Gubbio e Gualdo A Gubbio si potrà entrare nell’Abbazia e nel Castello di Vallingegno: il complesso attuale dell’Abbazia è costituito da un monastero, un campanile a vela, posto sulla muratura della torre, e da una chiesa abbaziale, alla quale sono legati numerosi fatti della vita di San Francesco. Più sotto sorge il castello, che domina la valle del fiume Chiascio e risale a prima del 1308. A Gualdo Tadino l’abbazia di San Pietro, immersa in una tenuta di circa 550 ettari di estensione, tra colline, corsi d’acqua, vallate e zone boschive. A sorvegliare il territorio venne eretto il castello di Frecco, mentre a guardia del borgo svetta la torre del XV secolo. Qui ben due sono le chiese, quella di San Pietro e quella di Sant’Anna, scrigni d’arte e storia; in particolare in San Pietro è presente un’opera di uno dei più importanti manieristi umbri, ovvero il maestro Simeone Ciburri.

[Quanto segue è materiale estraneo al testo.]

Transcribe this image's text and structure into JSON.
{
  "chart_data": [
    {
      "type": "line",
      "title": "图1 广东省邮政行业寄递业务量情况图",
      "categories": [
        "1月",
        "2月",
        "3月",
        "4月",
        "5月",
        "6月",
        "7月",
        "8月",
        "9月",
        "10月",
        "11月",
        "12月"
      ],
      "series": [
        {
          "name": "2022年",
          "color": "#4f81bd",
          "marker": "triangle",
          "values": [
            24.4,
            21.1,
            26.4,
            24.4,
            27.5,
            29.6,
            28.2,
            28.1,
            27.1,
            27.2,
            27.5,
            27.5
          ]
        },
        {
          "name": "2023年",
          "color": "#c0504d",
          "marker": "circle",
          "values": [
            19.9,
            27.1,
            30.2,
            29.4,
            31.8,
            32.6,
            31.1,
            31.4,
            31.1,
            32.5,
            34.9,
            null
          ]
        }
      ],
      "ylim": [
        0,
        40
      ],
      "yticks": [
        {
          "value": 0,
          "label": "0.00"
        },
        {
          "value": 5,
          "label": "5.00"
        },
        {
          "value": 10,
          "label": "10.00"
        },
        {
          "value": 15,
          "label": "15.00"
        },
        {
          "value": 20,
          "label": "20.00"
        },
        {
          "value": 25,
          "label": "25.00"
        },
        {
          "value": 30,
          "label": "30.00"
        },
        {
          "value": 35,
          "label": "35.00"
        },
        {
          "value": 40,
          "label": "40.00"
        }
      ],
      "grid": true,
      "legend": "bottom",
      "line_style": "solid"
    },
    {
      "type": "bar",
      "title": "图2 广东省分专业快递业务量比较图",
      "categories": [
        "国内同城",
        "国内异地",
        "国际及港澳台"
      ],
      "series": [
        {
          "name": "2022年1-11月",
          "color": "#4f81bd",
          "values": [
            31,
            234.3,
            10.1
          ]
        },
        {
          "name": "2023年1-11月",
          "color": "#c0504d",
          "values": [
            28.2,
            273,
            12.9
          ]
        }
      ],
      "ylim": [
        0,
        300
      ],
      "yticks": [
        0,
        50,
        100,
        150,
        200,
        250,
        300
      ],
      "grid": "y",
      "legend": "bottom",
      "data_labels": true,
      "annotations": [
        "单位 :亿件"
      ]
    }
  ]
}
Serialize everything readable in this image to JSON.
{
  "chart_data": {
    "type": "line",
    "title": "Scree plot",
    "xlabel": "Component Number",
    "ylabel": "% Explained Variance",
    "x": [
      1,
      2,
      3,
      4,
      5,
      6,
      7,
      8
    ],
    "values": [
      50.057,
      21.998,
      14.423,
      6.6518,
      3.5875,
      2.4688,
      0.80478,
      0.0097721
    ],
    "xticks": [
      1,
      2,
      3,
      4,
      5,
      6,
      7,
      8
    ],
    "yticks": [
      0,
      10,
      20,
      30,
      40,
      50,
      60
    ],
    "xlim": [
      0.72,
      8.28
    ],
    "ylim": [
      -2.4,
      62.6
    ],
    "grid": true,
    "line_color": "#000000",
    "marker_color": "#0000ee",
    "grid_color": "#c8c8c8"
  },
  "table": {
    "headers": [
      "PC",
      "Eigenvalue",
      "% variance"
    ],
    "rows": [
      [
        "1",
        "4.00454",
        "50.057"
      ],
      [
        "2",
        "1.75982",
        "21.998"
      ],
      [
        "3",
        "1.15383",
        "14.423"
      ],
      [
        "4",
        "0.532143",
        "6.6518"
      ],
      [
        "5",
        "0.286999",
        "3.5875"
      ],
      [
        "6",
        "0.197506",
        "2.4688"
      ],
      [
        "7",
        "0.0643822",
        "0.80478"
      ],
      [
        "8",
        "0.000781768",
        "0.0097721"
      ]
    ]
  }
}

Provincia di Terni Terni Papigno, villa Mattioni-Giubilei, palazzo Mariani e la ‘dimora’ della Camera di commercio a Terni, palazzo Cansacchi ad Amelia saranno i siti che saranno teatro nel territorio ternano della riscoperta del patrimonio nazionale. Infine ad Amelia il protagonista sarà il centro storico del comune ternano, con visita dei saloni affrescati di palazzo Cansacchi, costruito su un basamento di mura romane e altomedievali, caratterizzato da stilemi del XV e XVI secolo (proprietari dal 2001 Federico Bona Galvagno, i Conti di Bubbio e Cassinasco) e da pregevoli fregi. Come da tradizione le Giornate saranno anche l’occasione per iscriversi al Fai e sostenerne le attività.